Later, he claims someone backed down from a bake-off against his machine. He says, "I won't bother comparing to dual CPU systems, because that would not make sense." I would like to know wherein lies the sense in comparing a stock 867 MHz Power Mac with a custom built PC?! A good analogy here would be putting a Porsche you could buy at the local foreign car dealer up against an Indy race car. A Porsche can be a fast car, but it is hardly built to compete against an Indy race car.

He and others like him (among which I counted myself a few years ago) are among the minority when it comes to all Wintel PC users in the world. He is obviously a gamer who seeks high frame rates in the games he plays. It may very well be that his PC can churn out a ridiculously high number of frames per second (fps) on Unreal Tournament, but once you reach so many fps, it just doesn't make a discernible difference to the human eye any more.

I am fairly sure that the 867 PowerMac falls well within the "playable" range in such games. I would also add that both his system and that of an 867 MHz PowerMac are overkill for burning CD-R/RWs and playing MP3s.

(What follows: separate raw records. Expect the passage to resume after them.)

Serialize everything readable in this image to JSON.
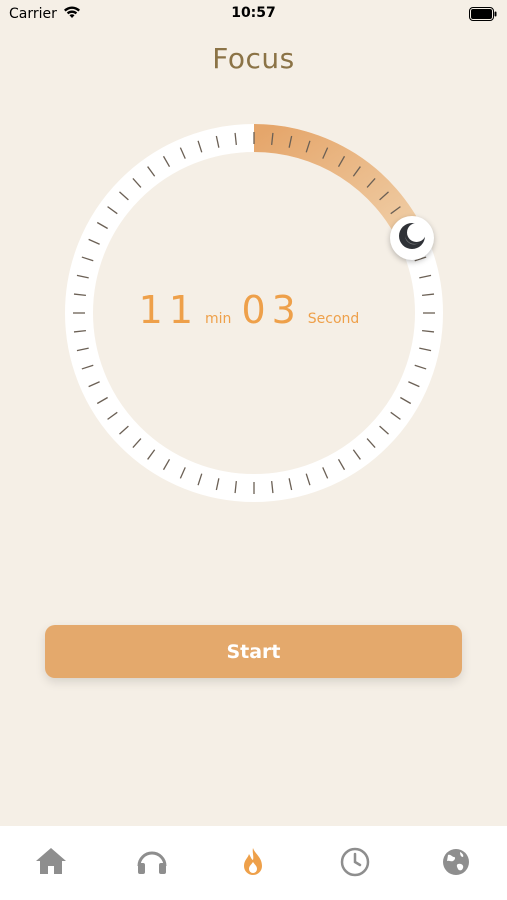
{
  "status_bar": {
    "carrier": "Carrier",
    "time": "10:57",
    "icons": [
      "wifi-icon",
      "battery-icon"
    ]
  },
  "header": {
    "title": "Focus"
  },
  "timer": {
    "minutes": "11",
    "min_label": "min",
    "seconds": "03",
    "second_label": "Second",
    "progress_fraction": 0.18,
    "knob_icon": "moon-icon"
  },
  "actions": {
    "start_label": "Start"
  },
  "tab_bar": {
    "items": [
      {
        "name": "home",
        "icon": "home-icon",
        "active": false
      },
      {
        "name": "sounds",
        "icon": "headphones-icon",
        "active": false
      },
      {
        "name": "focus",
        "icon": "flame-icon",
        "active": true
      },
      {
        "name": "history",
        "icon": "clock-icon",
        "active": false
      },
      {
        "name": "explore",
        "icon": "globe-icon",
        "active": false
      }
    ]
  },
  "colors": {
    "background": "#f5efe6",
    "accent": "#eea04a",
    "button": "#e4a96c",
    "title": "#8b7346",
    "tab_inactive": "#8e8e8e"
  }
}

When a generalization is made about substandard PC parts, I take it to mean your stock computers from Dell, Gateway, Compaq, and Hewlett Packard (to name a few). It would be foolish to claim every Mac part is top quality and every single PC part is trash. I doubt the average Mac user would believe this either. Besides, a more important issue is how a high MHz number is used by Wintel PC vendors to market a PC as powerful, when in reality the vendor makes the choice of installing "integrated video" or other slow (but not substandard) parts which, even when matched with a very fast processor, nevertheless act as a bottleneck, preventing the machine from realizing its potential.

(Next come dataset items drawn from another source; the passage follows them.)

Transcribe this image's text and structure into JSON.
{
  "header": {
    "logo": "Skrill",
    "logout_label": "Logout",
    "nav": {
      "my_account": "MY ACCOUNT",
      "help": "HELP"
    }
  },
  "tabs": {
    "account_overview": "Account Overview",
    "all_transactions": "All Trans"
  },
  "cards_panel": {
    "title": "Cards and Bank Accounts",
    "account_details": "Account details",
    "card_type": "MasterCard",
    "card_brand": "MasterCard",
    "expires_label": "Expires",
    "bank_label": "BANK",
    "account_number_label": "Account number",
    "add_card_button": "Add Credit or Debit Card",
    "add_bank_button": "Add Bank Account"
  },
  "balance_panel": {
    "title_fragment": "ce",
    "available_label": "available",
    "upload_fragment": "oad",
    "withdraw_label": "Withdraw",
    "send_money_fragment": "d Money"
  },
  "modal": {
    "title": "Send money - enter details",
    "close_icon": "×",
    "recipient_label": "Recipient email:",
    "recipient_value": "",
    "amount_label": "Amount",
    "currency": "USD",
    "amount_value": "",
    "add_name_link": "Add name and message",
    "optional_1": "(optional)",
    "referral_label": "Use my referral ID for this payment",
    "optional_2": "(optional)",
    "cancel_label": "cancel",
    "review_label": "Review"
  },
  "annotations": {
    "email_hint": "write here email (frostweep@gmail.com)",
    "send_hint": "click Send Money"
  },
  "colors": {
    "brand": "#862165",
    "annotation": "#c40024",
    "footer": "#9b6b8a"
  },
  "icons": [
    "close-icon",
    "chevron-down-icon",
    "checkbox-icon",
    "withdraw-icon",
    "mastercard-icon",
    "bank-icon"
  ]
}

When Tino says his Indy car is better than our Porsche, I give him no argument there. I do take serious issue, however, with the numbers of people he equates to wanting his definition of choice. He is clueless about the number of people who actually have the ability to design, build, upgrade, and maintain the hardware and software that goes into a PC such as his. Even if the number is larger than I believe, there are still going to be a large number of those people who don't want to spend the time (and time is money) troubleshooting and upgrading their PC.

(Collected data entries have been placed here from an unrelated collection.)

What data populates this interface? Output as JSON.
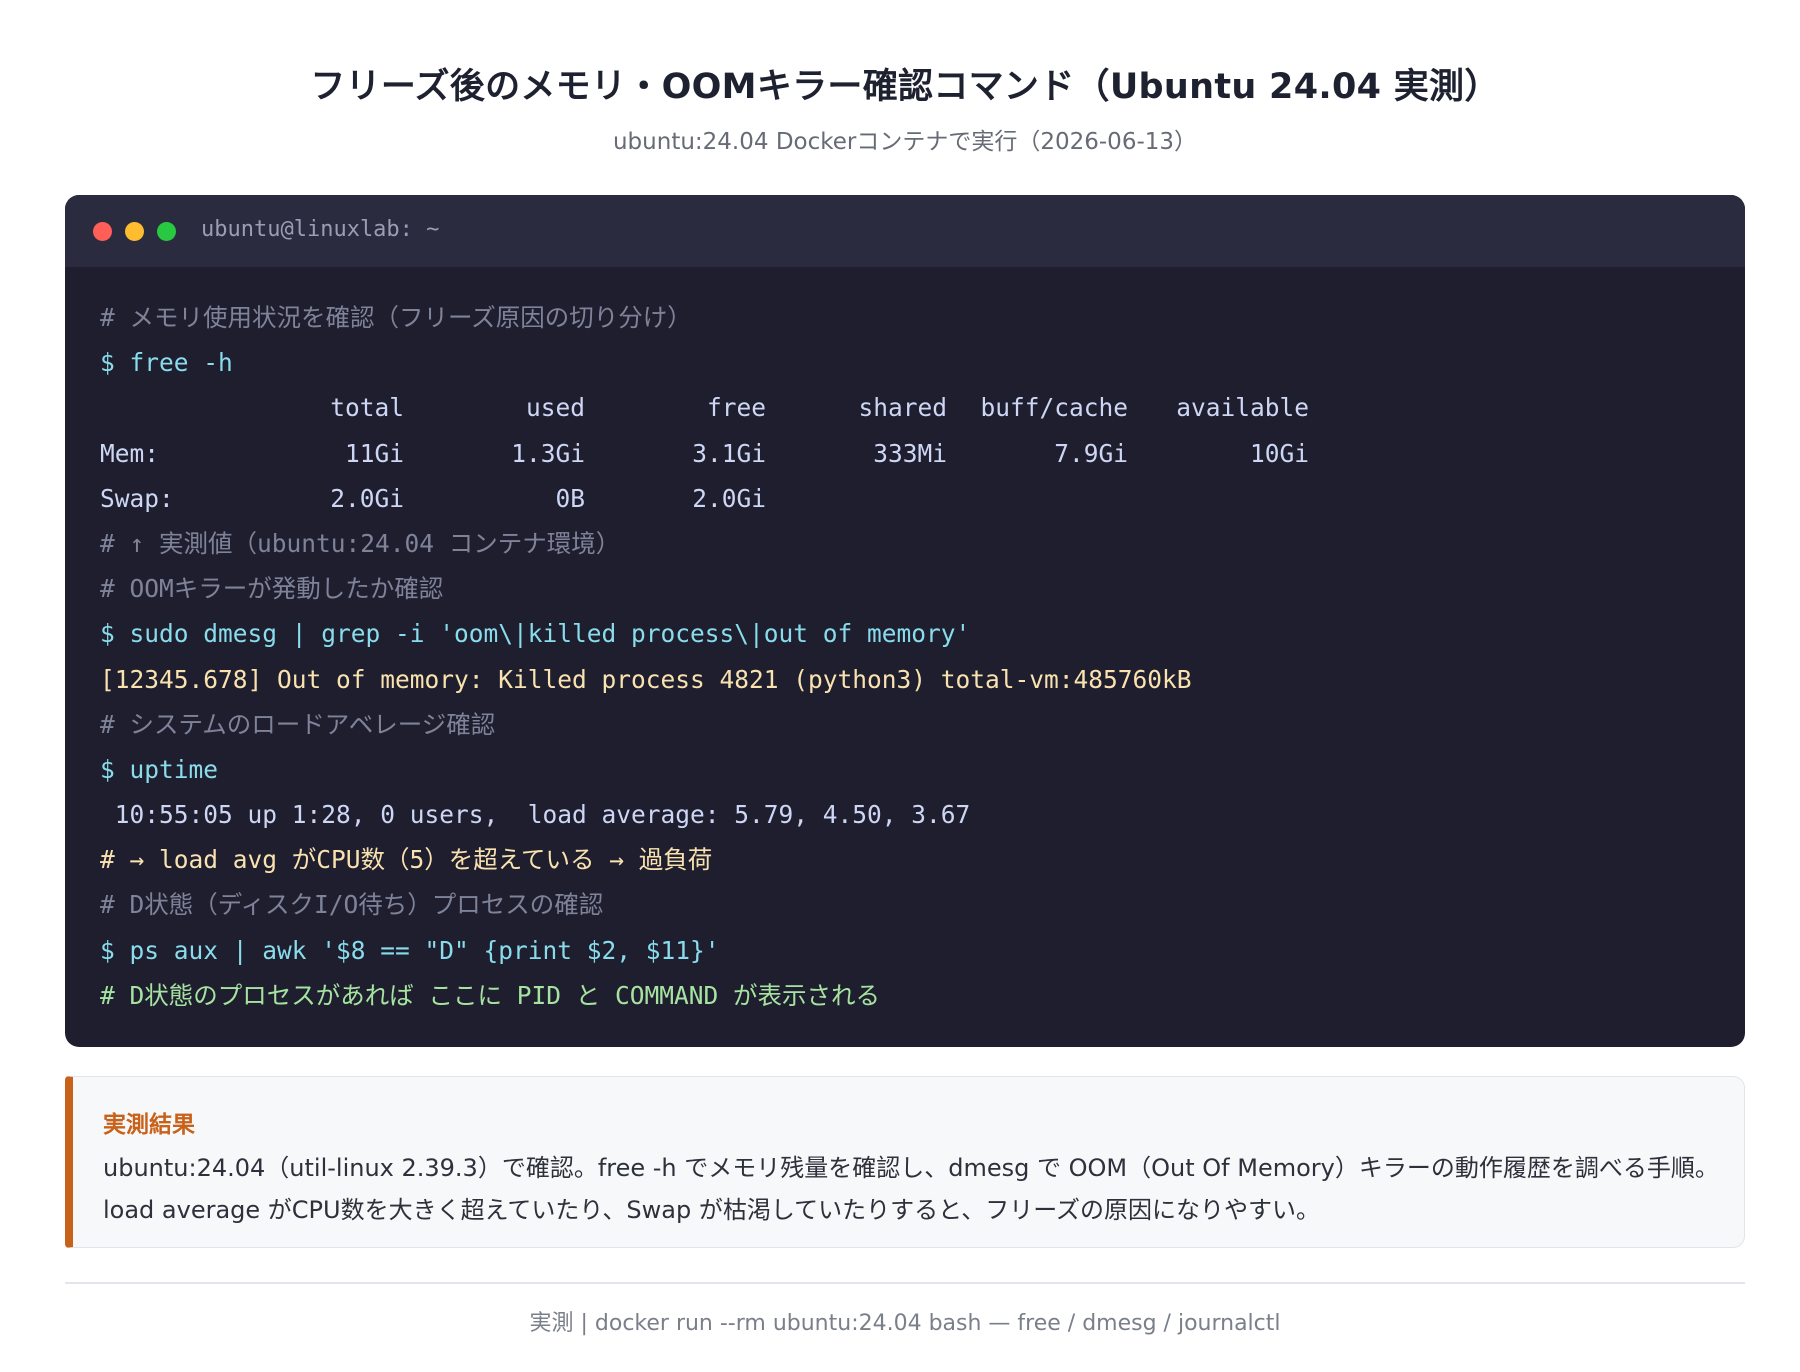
{
  "header": {
    "title": "フリーズ後のメモリ・OOMキラー確認コマンド（Ubuntu 24.04 実測）",
    "subtitle": "ubuntu:24.04 Dockerコンテナで実行（2026-06-13）"
  },
  "terminal": {
    "window_title": "ubuntu@linuxlab: ~",
    "window_controls": [
      "close",
      "minimize",
      "maximize"
    ],
    "lines": {
      "c1": "# メモリ使用状況を確認（フリーズ原因の切り分け）",
      "cmd1": "$ free -h",
      "c2": "# ↑ 実測値（ubuntu:24.04 コンテナ環境）",
      "c3": "# OOMキラーが発動したか確認",
      "cmd2": "$ sudo dmesg | grep -i 'oom\\|killed process\\|out of memory'",
      "out2": "[12345.678] Out of memory: Killed process 4821 (python3) total-vm:485760kB",
      "c4": "# システムのロードアベレージ確認",
      "cmd3": "$ uptime",
      "out3": " 10:55:05 up 1:28, 0 users,  load average: 5.79, 4.50, 3.67",
      "note3": "# → load avg がCPU数（5）を超えている → 過負荷",
      "c5": "# D状態（ディスクI/O待ち）プロセスの確認",
      "cmd4": "$ ps aux | awk '$8 == \"D\" {print $2, $11}'",
      "note4": "# D状態のプロセスがあれば ここに PID と COMMAND が表示される"
    },
    "free_table": {
      "headers": [
        "total",
        "used",
        "free",
        "shared",
        "buff/cache",
        "available"
      ],
      "mem": {
        "label": "Mem:",
        "total": "11Gi",
        "used": "1.3Gi",
        "free": "3.1Gi",
        "shared": "333Mi",
        "buff_cache": "7.9Gi",
        "available": "10Gi"
      },
      "swap": {
        "label": "Swap:",
        "total": "2.0Gi",
        "used": "0B",
        "free": "2.0Gi"
      }
    },
    "colors": {
      "background": "#1e1e2e",
      "titlebar": "#2a2b3f",
      "command": "#89dceb",
      "comment": "#7f8399",
      "output": "#cdd6f4",
      "warning": "#f9e2af",
      "success": "#a6e3a1"
    }
  },
  "result": {
    "heading": "実測結果",
    "text": "ubuntu:24.04（util-linux 2.39.3）で確認。free -h でメモリ残量を確認し、dmesg で OOM（Out Of Memory）キラーの動作履歴を調べる手順。load average がCPU数を大きく超えていたり、Swap が枯渇していたりすると、フリーズの原因になりやすい。",
    "accent_color": "#c8621a"
  },
  "footer": {
    "text": "実測 | docker run --rm ubuntu:24.04 bash — free / dmesg / journalctl"
  }
}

I used to love troubleshooting my PC, but now the glamour of getting under the hood is far outweighed by the cost in time and money (to stay on the bleeding edge) as well as the inconvenience of the down time.

His PC does what he requires it to do and that is great for him. He shouldn't buy a Mac for what he needs. He just should realize his definition of Power User puts him in the minority of Wintel PC users, and for much of the rest of the Wintel PC users, a Mac would be at least as good a choice in the long term when you consider stability, quality and life-cost of the system.